C'est en se baladant parmi les stands que mon regard se tourne sur celui de L'Art Encré. Un grand kakemono avec des images de corps avant et après tatouage m'interroge. Ces corps portent des cicatrices sur la poitrine, le bras ou le ventre. Ce sont principalement des corps de femmes. En grosses lettres se dressent derrière elle "L'art Encré, Claire Wicktorowska, tatoueuse et dessinatrice passionnée par la nature". Sa fille, seule au stand, me dit que Claire est partie poser un stencil sur sa patiente du jour. (Le "stencil tatouage" permet de déposer le dessin choisi sur la peau. Le tatoueur repasse alors sur les traits. Il est composé d'un papier carbone et d'une feuille de soie.)

Des patientes plutôt que des clientes

Claire revient avec Catherine. Sa patiente a subi l'ablation de son sein droit. Aujourd'hui, elle décide de faire recouvrir sa cicatrise par un ensemble floral. Il faudra six heures de patience et de travail pour en venir à bout. 

Certes, je ne suis pas médecin mais ce ne sont pas des clientes classiques.

Claire Wickorsoka de @lart_encre

Cela fait six ans que Claire est devenue tatoueuse thérapeutique.
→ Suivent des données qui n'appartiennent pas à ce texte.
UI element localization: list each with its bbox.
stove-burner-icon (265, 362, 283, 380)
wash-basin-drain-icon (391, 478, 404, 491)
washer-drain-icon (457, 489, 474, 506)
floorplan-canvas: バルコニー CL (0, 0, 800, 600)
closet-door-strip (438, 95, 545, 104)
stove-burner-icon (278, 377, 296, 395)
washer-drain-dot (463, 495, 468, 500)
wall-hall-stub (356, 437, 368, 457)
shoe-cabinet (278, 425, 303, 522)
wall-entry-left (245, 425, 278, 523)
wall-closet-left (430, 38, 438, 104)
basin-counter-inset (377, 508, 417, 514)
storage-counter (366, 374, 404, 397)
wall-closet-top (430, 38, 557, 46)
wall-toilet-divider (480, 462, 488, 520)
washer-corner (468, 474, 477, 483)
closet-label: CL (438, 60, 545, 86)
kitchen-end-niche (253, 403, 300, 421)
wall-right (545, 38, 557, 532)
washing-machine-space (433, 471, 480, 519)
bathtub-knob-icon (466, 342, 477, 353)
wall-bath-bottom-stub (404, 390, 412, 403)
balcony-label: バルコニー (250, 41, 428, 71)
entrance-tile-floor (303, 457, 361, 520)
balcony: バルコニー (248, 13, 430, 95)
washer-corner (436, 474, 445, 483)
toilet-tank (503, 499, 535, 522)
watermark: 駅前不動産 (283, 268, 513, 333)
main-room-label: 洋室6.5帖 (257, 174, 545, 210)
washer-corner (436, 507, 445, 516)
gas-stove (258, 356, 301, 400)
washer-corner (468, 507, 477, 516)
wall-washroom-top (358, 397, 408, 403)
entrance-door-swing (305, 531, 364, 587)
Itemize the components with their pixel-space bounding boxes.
Elle exerce notamment dans une association "Les Roses de Jeanne" à Gien. Celle-ci lutte contre le cancer et œuvre pour le bien-être des patients. Parmi les différents soins proposé (atelier bien-être, séance d’escrime adaptée, groupes d’échanges) on retrouve l'art-thérapie. "C'est gratifiant d'aider les gens, c'est quelque chose qui me parle profondément. J'ai toujours dessiné, je suis styliste à la base. Lorsque des tatoueurs ont commencé à me commander des dessins, je me suis dit : pourquoi pas apprendre et être opérationnel du début à la fin ?" 

"On passe à autre chose grâce au tatouage"
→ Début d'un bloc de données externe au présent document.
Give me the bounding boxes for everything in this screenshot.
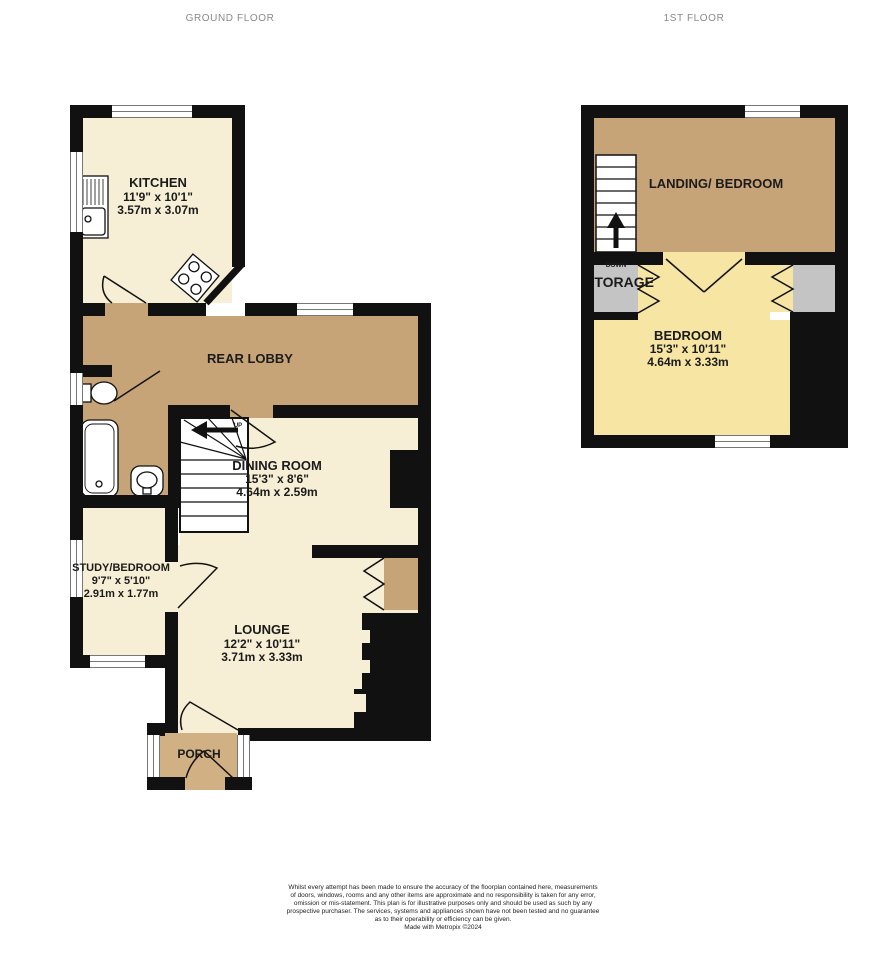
wall-segment [165,667,178,733]
disclaimer-credit: Made with Metropix ©2024 [0,924,886,932]
wall-segment [225,777,252,790]
dining-chimney-breast [390,450,418,508]
toilet [82,382,117,404]
disclaimer-line: of doors, windows, rooms and any other i… [0,892,886,900]
porch-label: PORCH [177,748,220,761]
first-floor-title: 1ST FLOOR [664,13,725,24]
wall-segment [165,508,178,562]
floorplan-canvas: GROUND FLOOR 1ST FLOOR KITCHEN 11'9" x 1… [0,0,886,957]
wall-segment [232,105,245,267]
chimney-alcove [362,630,370,643]
window [237,735,250,777]
first-floor-void [790,318,836,435]
study-door [178,563,217,608]
kitchen-label: KITCHEN [129,176,187,190]
window [147,735,160,777]
airing-cupboard-label-clip: AIRING CUPBOARD [794,281,835,290]
ground-stairs [180,418,248,532]
stairs-up-label: UP [234,423,242,430]
wall-segment [418,303,431,741]
study-bedroom-label: STUDY/BEDROOM [72,562,170,574]
lounge-chimney-breast [362,613,418,689]
wall-segment [835,105,848,448]
plan-linework [0,0,886,957]
window [112,105,192,118]
wall-segment [312,545,418,558]
disclaimer-line: Whilst every attempt has been made to en… [0,884,886,892]
storage-label-clip: STORAGE [594,274,654,291]
chimney-alcove [354,694,366,712]
kitchen-door [103,276,146,303]
wall-segment [273,405,418,418]
wall-segment [168,405,180,507]
window [70,373,83,405]
disclaimer-line: omission or mis-statement. This plan is … [0,900,886,908]
wall-segment [70,495,180,508]
bathroom-sink [131,466,163,496]
window [745,105,800,118]
kitchen-sink [79,176,108,238]
dining-room-dims-metric: 4.64m x 2.59m [236,486,317,499]
study-bedroom-dims-imperial: 9'7" x 5'10" [92,575,150,587]
lounge-porch-door [181,702,238,730]
bedroom-door-left [666,259,704,292]
window [715,435,770,448]
lounge-dims-metric: 3.71m x 3.33m [221,651,302,664]
wall-segment [148,303,206,316]
first-stairs [596,155,636,252]
bedroom-dims-metric: 4.64m x 3.33m [647,356,728,369]
storage-label: STORAGE [594,274,654,290]
disclaimer-line: prospective purchaser. The services, sys… [0,908,886,916]
bedroom-door-right [704,259,742,292]
window [90,655,145,668]
window [70,152,83,232]
bathroom-door [114,371,160,401]
landing-bedroom-label: LANDING/ BEDROOM [649,177,783,191]
disclaimer-line: as to their operability or efficiency ca… [0,916,886,924]
rear-lobby-label: REAR LOBBY [207,352,293,366]
wall-segment [160,777,185,790]
airing-cupboard-doors [772,265,793,312]
wall-segment [581,105,594,448]
study-bedroom-dims-metric: 2.91m x 1.77m [84,588,159,600]
chimney-alcove [362,660,370,673]
wall-segment [70,303,105,316]
dining-cupboard-doors [364,558,384,610]
wall-segment [594,312,638,320]
wall-segment [745,252,848,265]
window [297,303,353,316]
disclaimer-text: Whilst every attempt has been made to en… [0,884,886,932]
stairs-down-label: DOWN [606,262,627,269]
kitchen-dims-metric: 3.57m x 3.07m [117,204,198,217]
ground-floor-title: GROUND FLOOR [186,13,275,24]
lounge-label: LOUNGE [234,623,290,637]
wall-segment [581,105,848,118]
bathtub [81,420,118,497]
Le tatouage thérapeutique permet de cacher une cicatrice. En aucun cas elle vient la retirer. Les motifs tentent d'oublier la cicatrice et permettent de se réapproprier son corps autrement. Mais c'est un exercice compliqué. Les peaux sont abimées et les tissus cicatriciels difficiles à gérer. Le tatouage thérapeutique nécessite un protocole particulier avant de pouvoir être proposés. Il faut un arrêt total de la chimiothérapie et de la radiothérapie depuis un an minimum. Et des cicatrices roses ou blanches, non adhérentes et datant d’au moins deux ans.

Avant de se lancer dans le projet, il faut une séance d'échange afin de comprendre l'état d'esprit de la patiente. On tient compte de la cicatrice, mais aussi des envies de chacune. Le dessin n’est évidemment pas imposé et est unique.

Je laisse alors Claire travailler et découvre le stand de Noémie, juste en face.

Des plaies du corps et de l'âme

Elle vient de Rouen et fait partie de l'association "Sœurs d'Encre". Une association qui promeut le "tatouage artistique de reconstruction après un cancer du sein" et le "tatouage thérapeutique sur cicatrices et brûlures".

Mais les principales clientes de Noémie sont de jeunes femmes voulant recouvrir des cicatrices de scarification. "Ces jeunes femmes ont vécu des périodes très difficiles entre 12 et 18 ans. Elles ne veulent pas forcément oublier. Apposer un dessin positif, coloré ou un message d'un vecteur de bonheur, ça donne une toute autre dimension à la cicatrice".

Les cicatrices sont souvent sur les bras, des parties dénudées qui deviennent honteuses avec le temps.

Noémie Alazard de @noemiealazardtatouage

Cela fait 11 ans que Noémie est tatoueuse. Elle a conscience que porter une de ses créations, sur sa peau, à vie, est valorisant, mais va plus loin que ça. Parce qu'on se rappellera du moment, du lieu, de tout ce qui s'est passé durant ces heures de tatouages. Elle s'évertue à ce que ce souvenir soit joyeux même si la raison l'est moins. 

"Je ne force pas les gens à me raconter. J'ai appris à prendre du recul, je ne suis pas thérapeute. Il m'arrive encore d'être affectée par ce qu'on me confie, mais j'essaye de me protéger de ça. Mais c'est important d'être une oreille attentive, surtout lors de ce genre de séance."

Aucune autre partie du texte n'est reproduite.